譲二「ありがとう。でも、今は奈実に危険が迫っているんだから、小さなことでも俺に隠さず相談して? その方が俺も安心できる」

奈実「わかった…ごめんなさい」


 奈実の手から封筒を受け取ると、便せんを開いて読んだ。


『愛しい奈実へ


 こんな書き方をしてごめん。

 君は僕のことをもうなんとも思っていないのかもしれないが、僕の気持ちは10年前と全く変わっていない。

 この間、偶然君に会って、10年ぶりに君を見て、やっぱり僕は君のことを愛しているんだと確信した。

 君は10年経っても変わってないね。見た瞬間、すぐに分かった。

 僕はそれなりに老けたと思うけど、君も僕を見てすぐに気づいてくれたね。

 あの時、僕たちの離婚の原因になった僕の誤解については本当に申し訳なかったと思う。

 僕の乱暴な行為のせいで、君を傷つけ、僕らの子供も失ってしまった。

 あれから、僕は悔やんで悔やんで、何度悔し涙を流したことだろう。

 自分の軽率な行為でこんなに愛している君を失ってしまった。

 この年月は取り戻せないものなんだろうか? 僕は今も君を愛しているというのに…。

 この前に君と一緒にいた人、僕らより随分若かったね。あの人は君の新しい恋人なんだろうか?
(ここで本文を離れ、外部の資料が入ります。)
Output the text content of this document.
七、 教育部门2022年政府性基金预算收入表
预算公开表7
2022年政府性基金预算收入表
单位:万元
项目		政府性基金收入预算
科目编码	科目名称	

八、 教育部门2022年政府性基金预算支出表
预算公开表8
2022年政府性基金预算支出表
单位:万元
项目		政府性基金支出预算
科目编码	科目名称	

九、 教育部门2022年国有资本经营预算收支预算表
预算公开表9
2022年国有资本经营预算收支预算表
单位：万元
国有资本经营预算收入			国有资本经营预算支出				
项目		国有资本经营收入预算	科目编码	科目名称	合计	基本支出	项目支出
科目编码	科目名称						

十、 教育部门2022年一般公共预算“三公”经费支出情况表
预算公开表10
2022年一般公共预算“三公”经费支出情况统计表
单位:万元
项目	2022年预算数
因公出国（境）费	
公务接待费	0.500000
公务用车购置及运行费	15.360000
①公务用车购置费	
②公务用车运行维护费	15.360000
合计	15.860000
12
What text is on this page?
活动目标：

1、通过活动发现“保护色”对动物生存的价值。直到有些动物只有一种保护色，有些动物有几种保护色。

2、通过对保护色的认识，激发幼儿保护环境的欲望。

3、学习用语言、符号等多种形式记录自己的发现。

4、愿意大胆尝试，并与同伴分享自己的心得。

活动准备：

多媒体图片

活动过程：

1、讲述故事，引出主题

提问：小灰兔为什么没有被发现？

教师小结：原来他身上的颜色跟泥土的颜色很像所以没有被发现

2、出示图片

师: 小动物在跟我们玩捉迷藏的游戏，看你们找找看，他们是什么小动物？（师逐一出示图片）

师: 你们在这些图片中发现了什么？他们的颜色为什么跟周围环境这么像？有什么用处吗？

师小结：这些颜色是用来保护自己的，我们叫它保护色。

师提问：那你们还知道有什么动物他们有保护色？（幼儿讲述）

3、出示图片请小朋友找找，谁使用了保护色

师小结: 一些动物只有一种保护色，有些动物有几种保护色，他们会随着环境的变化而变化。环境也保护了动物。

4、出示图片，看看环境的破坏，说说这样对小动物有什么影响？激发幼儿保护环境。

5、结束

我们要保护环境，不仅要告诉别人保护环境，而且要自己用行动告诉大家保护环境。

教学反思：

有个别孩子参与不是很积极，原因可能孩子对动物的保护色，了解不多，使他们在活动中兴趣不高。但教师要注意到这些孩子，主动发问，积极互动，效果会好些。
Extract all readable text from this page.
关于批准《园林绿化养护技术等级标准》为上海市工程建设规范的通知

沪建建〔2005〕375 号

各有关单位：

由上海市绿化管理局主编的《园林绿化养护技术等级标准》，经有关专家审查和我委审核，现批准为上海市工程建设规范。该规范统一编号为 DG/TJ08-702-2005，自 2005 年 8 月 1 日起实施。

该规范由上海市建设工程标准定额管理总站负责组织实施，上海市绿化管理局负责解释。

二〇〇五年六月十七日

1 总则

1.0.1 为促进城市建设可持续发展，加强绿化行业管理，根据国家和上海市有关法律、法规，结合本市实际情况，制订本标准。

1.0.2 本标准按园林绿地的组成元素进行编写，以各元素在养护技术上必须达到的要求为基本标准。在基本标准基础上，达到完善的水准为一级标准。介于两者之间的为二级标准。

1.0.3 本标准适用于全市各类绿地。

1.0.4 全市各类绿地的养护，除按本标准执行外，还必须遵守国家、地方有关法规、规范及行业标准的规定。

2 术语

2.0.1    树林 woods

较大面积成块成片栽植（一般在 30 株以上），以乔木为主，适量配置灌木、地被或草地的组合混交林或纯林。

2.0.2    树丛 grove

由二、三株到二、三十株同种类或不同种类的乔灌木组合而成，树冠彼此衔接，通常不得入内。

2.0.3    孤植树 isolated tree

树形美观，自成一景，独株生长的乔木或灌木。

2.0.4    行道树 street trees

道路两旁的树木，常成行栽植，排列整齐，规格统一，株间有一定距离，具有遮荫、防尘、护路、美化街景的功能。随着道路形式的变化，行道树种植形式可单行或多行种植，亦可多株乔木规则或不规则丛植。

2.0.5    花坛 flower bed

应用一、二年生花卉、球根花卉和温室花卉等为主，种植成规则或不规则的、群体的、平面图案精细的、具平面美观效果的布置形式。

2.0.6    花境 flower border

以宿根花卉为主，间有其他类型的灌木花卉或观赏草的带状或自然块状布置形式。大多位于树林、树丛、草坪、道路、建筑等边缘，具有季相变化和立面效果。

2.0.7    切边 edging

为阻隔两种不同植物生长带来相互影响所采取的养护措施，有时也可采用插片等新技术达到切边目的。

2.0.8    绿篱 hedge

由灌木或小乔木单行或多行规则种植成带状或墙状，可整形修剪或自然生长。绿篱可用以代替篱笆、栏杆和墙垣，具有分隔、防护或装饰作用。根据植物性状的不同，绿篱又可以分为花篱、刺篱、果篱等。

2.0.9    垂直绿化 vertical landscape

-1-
 あれから僕は嫉妬に狂ってる。あの人が君の恋人なんだろうかと思って…。

 もし、君がまだ1人ならもう一度僕とやり直せないだろうか?

 こんなこと虫のいいお願いだとはよく分かっている。

 でも、僕らが一緒に過ごした8年間のことを思い出して欲しい。

 あんなに愛し合っていたのに。

 君が僕を見つめる潤んだ瞳は今もまぶたに焼き付いてる。

 もう一度あの頃のことを思い出して。

 君の返事を待ってる。

 
                  和成』


譲二「…随分…熱烈なラブレターだな…」


 奈実が俺にしがみついた。


奈実「怖い…」


 彼女の不安を取り除きたくて…奈実をしっかりと抱きしめた。